Okay, I didn’t actually realize that I’d read that many books about Africa. I generally avoid hot places, even in literature (oddly enough).
The thing about Africa, though, is that much of what you read about it is painful in some way, and with good reason; it’s had more than its share of tragic history. (Once upon a time I was studying for a history final and parodied ‘Little Bunny Foo Foo.’ Few mnemonic devices have worked as well for me as singing “Little King Leopold, hopping through the Congo, picking up the Africans and bopping them on the head. Along came the European Powers, and THEY said–Little King Leopold, we don’t want to see you picking up the Africans and bopping them on the head…’) I love historical fiction, and so it is what it is, but it’s still a delight to read Alexander McCall Smith’s No. 1 Ladies’ Detective Agency novels, because the feel of them is so different from anything else about Africa that I’ve read. It isn’t that he ignores the more difficult side of life, but the Botswana he presents is a more fortunate country than some of its neighbors, and his characters are delightful. Mma Ramotswe’s quiet strength and kindness is lovely; Mma Makutsi’s swings between prickliness and insight are shared by most of humanity; and the men in their lives are varied and interesting in their own ways.

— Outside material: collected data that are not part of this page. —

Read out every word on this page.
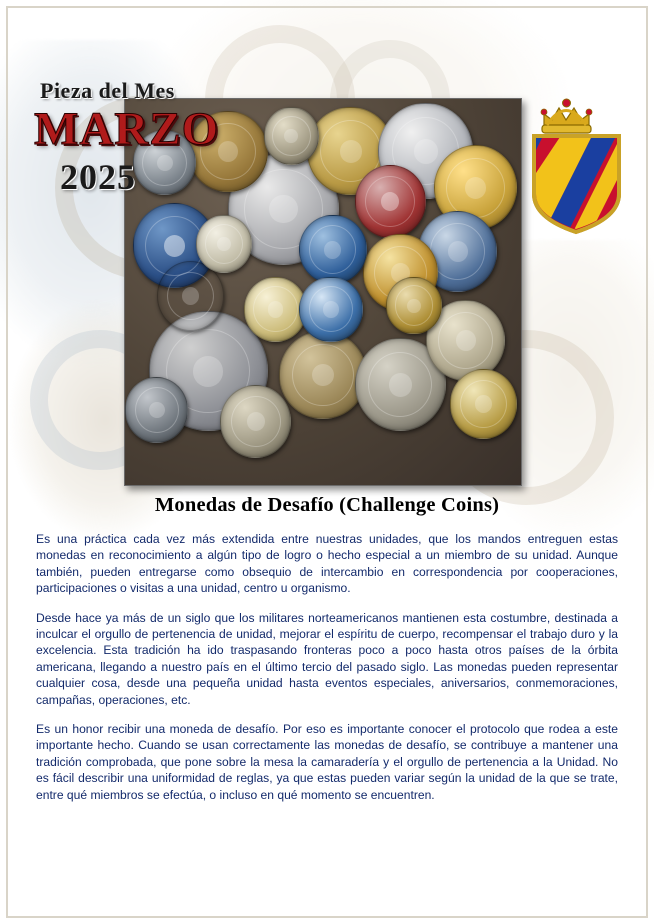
Pieza del Mes
MARZO
2025
Monedas de Desafío (Challenge Coins)

Es una práctica cada vez más extendida entre nuestras unidades, que los mandos entreguen estas monedas en reconocimiento a algún tipo de logro o hecho especial a un miembro de su unidad. Aunque también, pueden entregarse como obsequio de intercambio en correspondencia por cooperaciones, participaciones o visitas a una unidad, centro u organismo.

Desde hace ya más de un siglo que los militares norteamericanos mantienen esta costumbre, destinada a inculcar el orgullo de pertenencia de unidad, mejorar el espíritu de cuerpo, recompensar el trabajo duro y la excelencia. Esta tradición ha ido traspasando fronteras poco a poco hasta otros países de la órbita americana, llegando a nuestro país en el último tercio del pasado siglo. Las monedas pueden representar cualquier cosa, desde una pequeña unidad hasta eventos especiales, aniversarios, conmemoraciones, campañas, operaciones, etc.

Es un honor recibir una moneda de desafío. Por eso es importante conocer el protocolo que rodea a este importante hecho. Cuando se usan correctamente las monedas de desafío, se contribuye a mantener una tradición comprobada, que pone sobre la mesa la camaradería y el orgullo de pertenencia a la Unidad. No es fácil describir una uniformidad de reglas, ya que estas pueden variar según la unidad de la que se trate, entre qué miembros se efectúa, o incluso en qué momento se encuentren.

The newest installment in the series, The Handsome Man’s De Luxe Cafe, doesn’t disappoint. It has its moments of tangential philosophy (although McCall Smith’s variety of this is both down-to-earth and amusing), but there is also a case of a complicated nature, apprentice difficulty, and a new project of Mma Makutsi’s. I shan’t spoil it for you by giving away any more details, so if you haven’t read it yet, well–get going! And if you haven’t tried the series, give the first one a shot. It feels less like a mystery and more like a slice of culture very different from our usual fare; the series as a whole makes me laugh in a way that no other book set in Africa ever has.